Além de provocar atritos geopolíticos, a mineração do lítio tem alto impacto ambiental, decorrente do uso intensivo de água e da ameaça de contaminação por metais pesados. Ao contrário do lítio, o sódio é mais abundante, barato e distribuído por todo o planeta. Sua obtenção é considerada de menor impacto ambiental — especialmente quando extraído do mar, como ocorre com o sal de cozinha.

Mas apenas substituir um elemento por outro não é uma tarefa simples. O desafio é encontrar materiais capazes de armazenar e liberar íons de sódio com a mesma eficiência do lítio, pois as diferenças de tamanho e química entre os elementos exige novos componentes para os polos da bateria.

Para isso, o laboratório coordenado por Zarbin utilizou a técnica de nanoarquitetura para chegar em uma combinação de três materiais diferentes, em escala nanométrica, que pode ser usada como eletrodo na bateria de íon-sódio.

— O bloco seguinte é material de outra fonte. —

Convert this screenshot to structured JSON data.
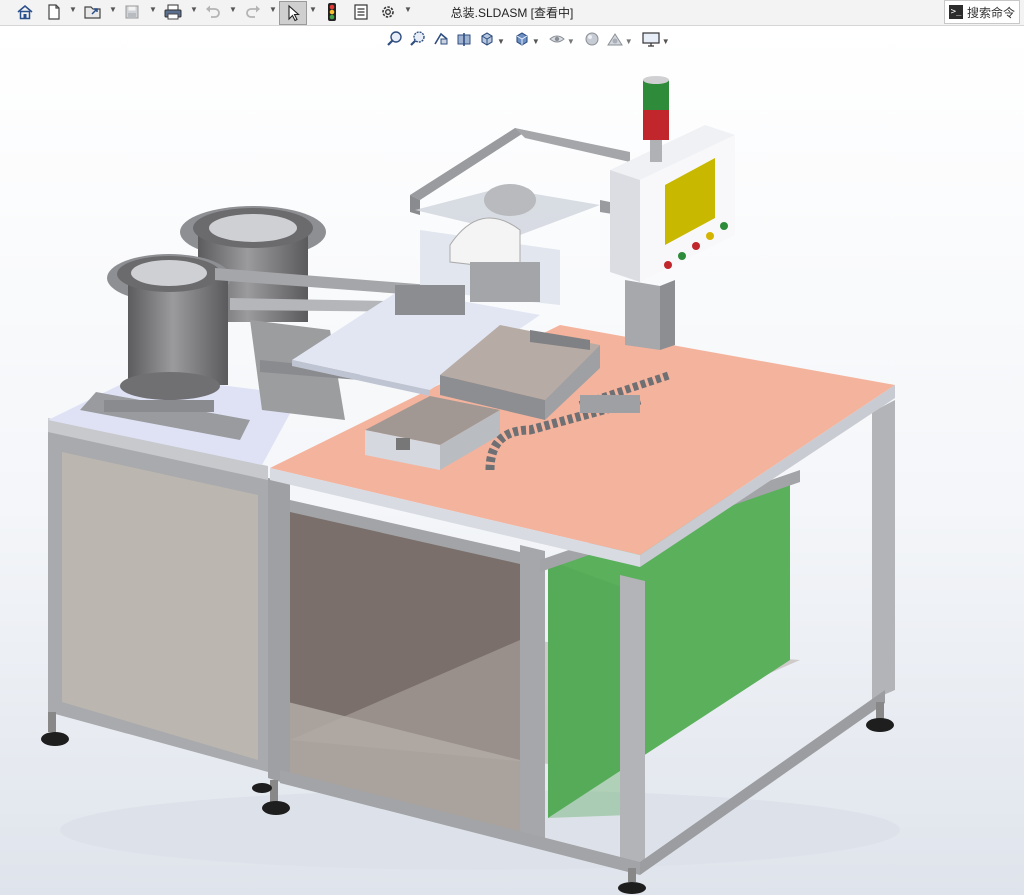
{
  "titlebar": {
    "document_title": "总装.SLDASM [查看中]",
    "search_label": "搜索命令",
    "search_prompt_glyph": ">_"
  },
  "toolbar": {
    "icons": [
      "home-icon",
      "new-document-icon",
      "open-folder-icon",
      "save-icon",
      "print-icon",
      "undo-icon",
      "redo-icon",
      "select-arrow-icon",
      "traffic-light-icon",
      "file-properties-icon",
      "options-gear-icon"
    ]
  },
  "heads_up_toolbar": {
    "icons": [
      "zoom-to-fit-icon",
      "zoom-to-area-icon",
      "previous-view-icon",
      "section-view-icon",
      "view-orientation-icon",
      "display-style-icon",
      "hide-show-items-icon",
      "edit-appearance-icon",
      "apply-scene-icon",
      "view-settings-icon"
    ]
  },
  "colors": {
    "table_top_pink": "#f4b39d",
    "table_top_lavender": "#dfe2f5",
    "frame_gray": "#a9aaad",
    "panel_green": "#5bb05c",
    "panel_taupe": "#bcb6b1",
    "hmi_screen": "#c8b800",
    "tower_green": "#2e8b3a",
    "tower_red": "#c0262b"
  }
}
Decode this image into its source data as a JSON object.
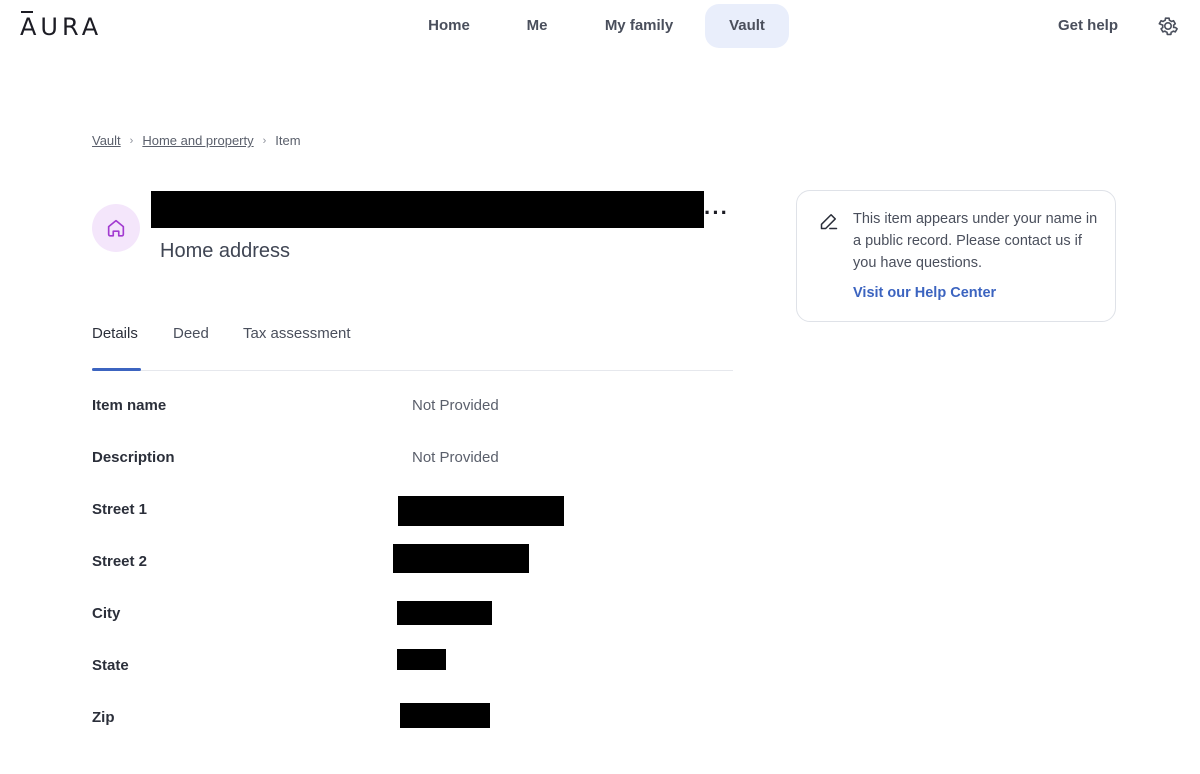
{
  "app": {
    "logo_text": "AURA"
  },
  "nav": {
    "items": [
      {
        "label": "Home"
      },
      {
        "label": "Me"
      },
      {
        "label": "My family"
      },
      {
        "label": "Vault"
      }
    ],
    "active": "Vault",
    "get_help": "Get help"
  },
  "breadcrumb": {
    "items": [
      "Vault",
      "Home and property",
      "Item"
    ],
    "separator": "›"
  },
  "item": {
    "title_redacted": true,
    "type_label": "Home address",
    "more_label": "···"
  },
  "tabs": {
    "items": [
      "Details",
      "Deed",
      "Tax assessment"
    ],
    "active": "Details"
  },
  "details": {
    "rows": [
      {
        "label": "Item name",
        "value": "Not Provided"
      },
      {
        "label": "Description",
        "value": "Not Provided"
      },
      {
        "label": "Street 1",
        "value": "",
        "redacted": true
      },
      {
        "label": "Street 2",
        "value": "",
        "redacted": true
      },
      {
        "label": "City",
        "value": "",
        "redacted": true
      },
      {
        "label": "State",
        "value": "",
        "redacted": true
      },
      {
        "label": "Zip",
        "value": "",
        "redacted": true
      }
    ]
  },
  "info_card": {
    "text": "This item appears under your name in a public record. Please contact us if you have questions.",
    "link": "Visit our Help Center"
  },
  "colors": {
    "accent": "#3c64c0",
    "nav_active_bg": "#e9eefb",
    "icon_bg": "#f4e6fb",
    "icon_stroke": "#a23bd0"
  }
}
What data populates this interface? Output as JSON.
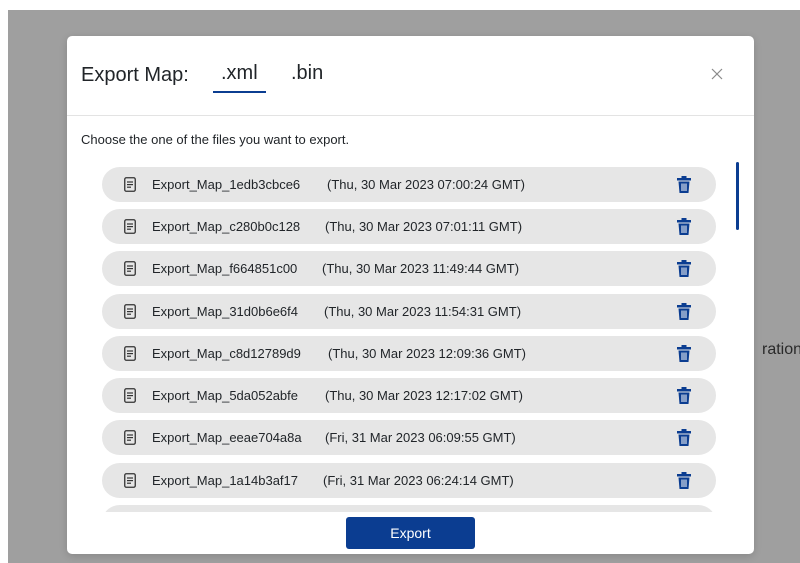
{
  "background": {
    "partial_text": "ration"
  },
  "modal": {
    "title": "Export Map:",
    "tabs": [
      {
        "label": ".xml",
        "active": true
      },
      {
        "label": ".bin",
        "active": false
      }
    ],
    "close_icon": "close-icon",
    "instruction": "Choose the one of the files you want to export.",
    "files": [
      {
        "name": "Export_Map_1edb3cbce6",
        "date": "(Thu, 30 Mar 2023 07:00:24 GMT)"
      },
      {
        "name": "Export_Map_c280b0c128",
        "date": "(Thu, 30 Mar 2023 07:01:11 GMT)"
      },
      {
        "name": "Export_Map_f664851c00",
        "date": "(Thu, 30 Mar 2023 11:49:44 GMT)"
      },
      {
        "name": "Export_Map_31d0b6e6f4",
        "date": "(Thu, 30 Mar 2023 11:54:31 GMT)"
      },
      {
        "name": "Export_Map_c8d12789d9",
        "date": "(Thu, 30 Mar 2023 12:09:36 GMT)"
      },
      {
        "name": "Export_Map_5da052abfe",
        "date": "(Thu, 30 Mar 2023 12:17:02 GMT)"
      },
      {
        "name": "Export_Map_eeae704a8a",
        "date": "(Fri, 31 Mar 2023 06:09:55 GMT)"
      },
      {
        "name": "Export_Map_1a14b3af17",
        "date": "(Fri, 31 Mar 2023 06:24:14 GMT)"
      }
    ],
    "export_label": "Export"
  },
  "colors": {
    "accent": "#0b3d91",
    "row_background": "#e6e6e6",
    "overlay": "#9f9f9f"
  },
  "icons": {
    "file": "file-text-icon",
    "delete": "trash-icon"
  }
}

“Toda a base do estudo é uma tecnologia de preparar materiais na forma de filme fino, que foi totalmente desenvolvida no meu laboratório. Isso significa conseguir preparar um material com uma espessura muito fina, muito fina mesmo, de poucos nanômetros de espessura. A gente consegue depositar esse material em cima de qualquer coisa, como um sólido, uma superfície, uma mesa, qualquer lugar. E é essa tecnologia que é o grande diferencial para conseguir as propriedades que a gente teve”.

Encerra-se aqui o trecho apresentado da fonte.